When the early Baptists experienced revival, they began to emphasize good works. They began building orphanages, hospitals, and taking care of the poor, widows, and immigrants. And perhaps most of all, they went to war against the Transatlantic Slave Trade. Would the Lord be pleased to revive us? The Psalmist said, “Will you not revive us again?” That simply means that God’s done it before, and He can do it again. If we will ever see power in our preaching, in our evangelizing, and in our praying, there must be a reviving work of God. If we’ll ever witness the manifestation of heart devouring repentance among our Church, it must be the work of God. If we’ll ever cry, like Edwards, “Lord, stamp eternity on my eyeballs,” there must be a move of God.
Would He be pleased to churn in us a desire to walk in the footsteps of Christ in caring for the helpless? Would He be pleased to devour us with a holy zeal to speak out on the atrocities taking place in our own culture? Would He be pleased to revive the voice of the Church in speaking with gracious authority on the sins of greed, political idolatry, homosexuality, abortion, transgenderism, and critical race theory in our society? If it’s to happen, it will be a result of a divine work of God among us. Lord, wilt thou not revive us again?
Conclusion:
Church, Psalm 85 has shown us our desperate need for revival. Our joy in God has faded, our hunger for His Word has waned, and our hearts have chased the world’s folly. Yet, this psalm reveals God’s heart to revive us through the gospel. He reminds us of past mercies, forgiving our sins at the cross (vv. 1–3). He provokes us to cry out, ‘Will you not revive us again?’ (vv. 4–7). He provides assuring peace in Christ’s sacrifice (vv. 8–10). And when this is done is us, He will produce fruit in us (vv. 11–13).

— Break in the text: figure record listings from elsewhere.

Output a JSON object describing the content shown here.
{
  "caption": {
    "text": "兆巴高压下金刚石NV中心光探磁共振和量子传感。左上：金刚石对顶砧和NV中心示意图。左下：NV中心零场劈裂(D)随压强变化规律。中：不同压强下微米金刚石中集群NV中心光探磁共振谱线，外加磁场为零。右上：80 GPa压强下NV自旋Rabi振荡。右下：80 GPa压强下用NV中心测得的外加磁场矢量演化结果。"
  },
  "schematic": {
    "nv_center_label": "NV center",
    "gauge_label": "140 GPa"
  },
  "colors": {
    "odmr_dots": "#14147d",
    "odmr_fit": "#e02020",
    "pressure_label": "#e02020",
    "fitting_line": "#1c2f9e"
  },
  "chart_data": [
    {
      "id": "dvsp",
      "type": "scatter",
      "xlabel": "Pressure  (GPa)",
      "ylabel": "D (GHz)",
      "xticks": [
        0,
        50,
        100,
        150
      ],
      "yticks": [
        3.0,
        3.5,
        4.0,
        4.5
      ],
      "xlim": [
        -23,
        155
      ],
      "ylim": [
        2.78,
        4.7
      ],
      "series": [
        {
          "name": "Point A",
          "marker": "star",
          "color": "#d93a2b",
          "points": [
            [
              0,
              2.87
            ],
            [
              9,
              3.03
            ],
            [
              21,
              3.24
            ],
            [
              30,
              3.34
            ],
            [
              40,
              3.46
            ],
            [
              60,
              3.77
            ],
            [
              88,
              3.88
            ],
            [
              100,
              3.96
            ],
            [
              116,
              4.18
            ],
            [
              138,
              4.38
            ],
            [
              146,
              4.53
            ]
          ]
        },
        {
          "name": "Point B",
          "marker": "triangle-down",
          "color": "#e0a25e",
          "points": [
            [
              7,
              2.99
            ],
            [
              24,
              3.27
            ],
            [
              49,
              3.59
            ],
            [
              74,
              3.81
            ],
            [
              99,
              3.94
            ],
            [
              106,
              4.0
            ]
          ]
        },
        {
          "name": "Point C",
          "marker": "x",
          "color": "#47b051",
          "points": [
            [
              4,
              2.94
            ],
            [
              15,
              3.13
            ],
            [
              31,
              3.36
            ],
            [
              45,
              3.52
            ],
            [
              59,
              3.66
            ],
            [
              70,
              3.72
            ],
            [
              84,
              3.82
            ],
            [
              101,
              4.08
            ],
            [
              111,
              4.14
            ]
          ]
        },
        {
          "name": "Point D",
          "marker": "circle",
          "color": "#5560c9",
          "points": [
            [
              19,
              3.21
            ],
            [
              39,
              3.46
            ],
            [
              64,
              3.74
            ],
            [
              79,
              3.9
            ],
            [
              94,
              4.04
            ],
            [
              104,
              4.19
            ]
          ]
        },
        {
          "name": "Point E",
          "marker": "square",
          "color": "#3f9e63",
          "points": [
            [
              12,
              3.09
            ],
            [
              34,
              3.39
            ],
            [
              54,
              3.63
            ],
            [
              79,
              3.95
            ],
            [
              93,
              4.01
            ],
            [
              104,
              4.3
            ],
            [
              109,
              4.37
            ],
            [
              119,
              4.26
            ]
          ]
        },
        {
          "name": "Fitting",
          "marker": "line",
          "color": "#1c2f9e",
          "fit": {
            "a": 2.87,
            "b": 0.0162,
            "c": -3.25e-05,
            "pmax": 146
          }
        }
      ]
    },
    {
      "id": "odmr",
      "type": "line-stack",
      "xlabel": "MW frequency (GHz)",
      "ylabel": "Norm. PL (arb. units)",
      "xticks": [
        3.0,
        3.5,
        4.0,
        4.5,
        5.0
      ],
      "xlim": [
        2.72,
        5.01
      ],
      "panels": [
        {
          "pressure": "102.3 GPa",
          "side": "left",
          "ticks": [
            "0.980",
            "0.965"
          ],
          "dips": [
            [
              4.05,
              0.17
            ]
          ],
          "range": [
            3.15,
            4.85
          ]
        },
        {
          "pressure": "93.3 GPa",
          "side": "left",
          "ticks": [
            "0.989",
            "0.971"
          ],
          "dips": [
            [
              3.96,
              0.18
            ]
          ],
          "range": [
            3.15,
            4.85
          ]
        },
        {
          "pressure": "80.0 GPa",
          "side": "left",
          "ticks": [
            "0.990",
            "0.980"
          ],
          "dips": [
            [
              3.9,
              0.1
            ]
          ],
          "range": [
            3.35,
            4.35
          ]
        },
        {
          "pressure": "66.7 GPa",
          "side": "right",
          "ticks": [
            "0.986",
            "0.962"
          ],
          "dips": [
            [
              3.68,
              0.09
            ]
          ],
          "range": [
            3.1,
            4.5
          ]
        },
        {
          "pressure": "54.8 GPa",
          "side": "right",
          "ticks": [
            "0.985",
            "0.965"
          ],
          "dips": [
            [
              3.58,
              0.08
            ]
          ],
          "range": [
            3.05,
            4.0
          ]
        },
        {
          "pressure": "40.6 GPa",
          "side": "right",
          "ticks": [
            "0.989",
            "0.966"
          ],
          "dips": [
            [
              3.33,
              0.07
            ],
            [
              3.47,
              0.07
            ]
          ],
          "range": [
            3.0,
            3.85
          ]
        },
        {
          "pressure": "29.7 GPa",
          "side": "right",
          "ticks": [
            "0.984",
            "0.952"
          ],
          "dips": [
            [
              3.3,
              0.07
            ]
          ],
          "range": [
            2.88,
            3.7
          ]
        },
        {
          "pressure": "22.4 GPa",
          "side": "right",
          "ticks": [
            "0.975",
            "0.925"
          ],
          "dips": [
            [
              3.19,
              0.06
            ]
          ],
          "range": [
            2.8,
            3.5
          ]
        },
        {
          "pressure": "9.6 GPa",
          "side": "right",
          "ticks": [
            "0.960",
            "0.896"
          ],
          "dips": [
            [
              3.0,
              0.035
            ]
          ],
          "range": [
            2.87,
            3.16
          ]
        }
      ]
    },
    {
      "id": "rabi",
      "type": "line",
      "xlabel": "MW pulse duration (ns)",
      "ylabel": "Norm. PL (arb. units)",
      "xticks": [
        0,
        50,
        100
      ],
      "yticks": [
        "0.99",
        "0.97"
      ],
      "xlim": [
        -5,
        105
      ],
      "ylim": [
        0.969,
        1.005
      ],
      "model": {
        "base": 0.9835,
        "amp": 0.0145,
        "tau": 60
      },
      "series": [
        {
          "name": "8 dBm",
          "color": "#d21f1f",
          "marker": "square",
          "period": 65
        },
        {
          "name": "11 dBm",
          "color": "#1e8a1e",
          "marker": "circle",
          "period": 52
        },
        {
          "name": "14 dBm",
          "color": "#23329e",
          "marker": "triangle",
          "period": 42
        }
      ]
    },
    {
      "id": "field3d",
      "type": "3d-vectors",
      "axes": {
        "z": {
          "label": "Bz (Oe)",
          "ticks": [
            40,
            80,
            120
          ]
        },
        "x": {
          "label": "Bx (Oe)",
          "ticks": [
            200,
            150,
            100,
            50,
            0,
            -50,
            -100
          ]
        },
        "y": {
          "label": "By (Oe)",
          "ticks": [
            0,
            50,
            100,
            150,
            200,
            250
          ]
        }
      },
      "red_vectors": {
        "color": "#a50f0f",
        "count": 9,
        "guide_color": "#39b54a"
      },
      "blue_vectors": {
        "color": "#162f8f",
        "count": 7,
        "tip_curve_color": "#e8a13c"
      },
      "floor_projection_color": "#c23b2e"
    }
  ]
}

Revival is no human effort—it’s God’s work, as H. Elvet Lewis said: ‘No amount… of organised effort could produce… what seemed as natural as a breath of air.’ But God invites our response. John Sutcliff, being moved with a yearning for revival, called for prayer and said, ‘The grand object… is that the Holy Spirit may be poured down… Let us plead with God.’ As we have considered the past, we have seen the fruitfulness of God’s revived Church. So, let us pray fervently, at home and in our prayer meetings, for the Spirit to revive us personally and corporately. Let us speak truth with grace, care for the hurting, and live as pilgrims. Beloved, if God works among us today and produces in us a prayerful longing for revival, that is a sign of spring in our hearts. May God will it.
Benediction:
Heb. 13:20-21 Now may the God of peace who brought up our Lord Jesus from the dead, that great Shepherd of the sheep, through the blood of the everlasting covenant, make you complete in every good work to do His will, working in you what is well pleasing in His sight, through Jesus Christ, to whom be glory forever and ever. Amen.